ご参考まで私の所属する結社を紹介します。山口誓子を師とする主宰のもとに我孫子、流山、東京、広島在住の会員約十五名ほどが集まる「白金葭」という俳句結社で我孫子市に本拠があります。句会の開催と会誌の発行を月一回行っています。芭蕉研究に熱心な主宰や句歴七十年というベテラン、個人句集のある人、「小熊座」などメジャーな結社の同人などから私のような初心者まで力量の幅は大きいですが、句会はいつも和気漂う共同錬磨の場となっています。
穭(ひつじ)穂のしつかり稔り頭垂れ
光成高志
稲の刈株から穂が出て、たわわに結実した。自然の再生の力は凄い。やがて渡り鳥などの冬の貴重な糧になる。
枯葉捲く銀座画廊や三島の忌
増田陽一
画廊や美術館の集中する銀座一丁目界隈には柳通りや銀座の柳由来の碑がある。割腹自殺した三島由紀夫の憂国忌がある十一月下旬は凩の季節で、街路樹柳の枯葉が寒風に吹き上げられて路上を走る。
秋桜に姿うずもれ花を摘む
淺野正美
丈の高い茎で密生して咲くコスモス畑が一面に広がる。迷路のような花の中に身を没して夢中で花を摘む。どちらを向いても軽やかな綺麗な花、花。なんと幸せ!
小さき手を祖父と繋いだお酉さま
橋ことり
縁起物の熊手と売買成立の拍手で知られる浅草鷲神社の酉の市。幼い孫が祖父の大きな手にぶら下がっての参詣だ。嘱目吟、あるいは幼時回想の句いずれであっても本句の要(かなめ)は「手」である。
竹馬の誰彼夢に菊枕
飯田孝三
敬老長寿の贈り物の菊枕で眠ったら夢で幼馴染みの皆に逢えた。
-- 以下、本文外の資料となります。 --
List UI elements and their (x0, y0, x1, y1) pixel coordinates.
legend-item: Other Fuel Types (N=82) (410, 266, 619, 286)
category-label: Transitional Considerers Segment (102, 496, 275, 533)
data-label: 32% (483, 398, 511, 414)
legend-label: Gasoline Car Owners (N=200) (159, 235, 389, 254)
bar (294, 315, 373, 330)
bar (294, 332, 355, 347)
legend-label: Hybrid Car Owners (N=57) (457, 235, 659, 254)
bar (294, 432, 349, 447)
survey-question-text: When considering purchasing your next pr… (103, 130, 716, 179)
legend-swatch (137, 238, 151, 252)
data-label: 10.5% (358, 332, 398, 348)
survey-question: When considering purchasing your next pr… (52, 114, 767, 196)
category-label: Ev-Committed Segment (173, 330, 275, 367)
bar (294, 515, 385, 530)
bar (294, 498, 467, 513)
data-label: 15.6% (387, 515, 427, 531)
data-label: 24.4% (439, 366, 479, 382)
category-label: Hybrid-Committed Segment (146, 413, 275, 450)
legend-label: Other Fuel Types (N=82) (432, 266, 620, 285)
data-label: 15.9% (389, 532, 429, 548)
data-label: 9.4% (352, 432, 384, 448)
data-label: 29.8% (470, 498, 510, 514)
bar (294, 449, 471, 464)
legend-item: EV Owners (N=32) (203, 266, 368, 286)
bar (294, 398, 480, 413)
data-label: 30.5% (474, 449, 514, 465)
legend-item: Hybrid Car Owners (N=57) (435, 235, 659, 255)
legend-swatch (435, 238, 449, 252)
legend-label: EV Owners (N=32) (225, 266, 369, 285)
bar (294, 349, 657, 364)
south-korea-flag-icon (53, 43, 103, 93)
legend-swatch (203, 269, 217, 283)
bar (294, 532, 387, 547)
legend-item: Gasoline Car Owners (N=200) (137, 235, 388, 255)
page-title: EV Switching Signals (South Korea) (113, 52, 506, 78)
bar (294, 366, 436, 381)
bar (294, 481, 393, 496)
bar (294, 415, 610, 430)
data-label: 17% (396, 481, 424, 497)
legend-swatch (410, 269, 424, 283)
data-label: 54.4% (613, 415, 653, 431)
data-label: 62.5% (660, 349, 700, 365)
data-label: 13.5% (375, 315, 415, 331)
遙かな人生の起点への郷愁という点で久保田万太郎の有名な「竹馬やいろはにほへとちりじりに」の句を類想させるが、季語「菊枕」で本句独自の感慨を醸している。
擦り切りて猶霜月のきりぎりす
増田陽一
余命永らえて初冬までたどり着き老残とも妄執ともいうべき姿を曝している昆虫の姿。哀れではあるが、感情移入して己が人生の行く末を想わされぬでもない。
冬越しの陽を溜めてをり瑠璃立羽
増田陽一
初冬までに卵を遺して死滅する蝶の中で瑠璃立羽は成虫で越冬する。黒地に鮮やかな青の帯模様の浮かぶ翅を拡げる姿を小春日の日溜まりに作者は見たのである。
柿落ちて豚啼くむかし世田谷区
増田陽一
昭和初期まで世田谷区は東京市郊外の農村地区だった。現在の高級住宅地の景観から当時を偲べば呆然とするほかない。「豚啼く」が当時と現在の風景の落差を端的に示して秀逸。
クレマチスさんの引いてくれた千夜千冊で金子光晴の行状思い返せました。金子光晴の晩年の顔は父の兄、つまり僕のおじさんに似ていると気が付きました。なんか嬉しいです。
春硯さんの鑑賞と繁さんのコメントに深く共感します。金子光晴という複雑で忘れられない日本人の名前を久しぶりに目にしました。私たちと同時代の松岡正剛が金子の「絶望の精神史」についてもう20年も前に書いた骨身に滲みる書評を読み返しました。
松岡正剛の千夜千冊0165夜
https://1000ya.isis.ne.jp/0165.html
春硯さんの鑑賞文が添えられたことで句がいっそう際立ちますね。ありありとした映像が浮かぶ今回の選定句集続編鑑賞文付きで、よろしくお願いします! きりぎりすの句は老残をさらす覚悟の(私見)金子光晴の詩を思い出しました。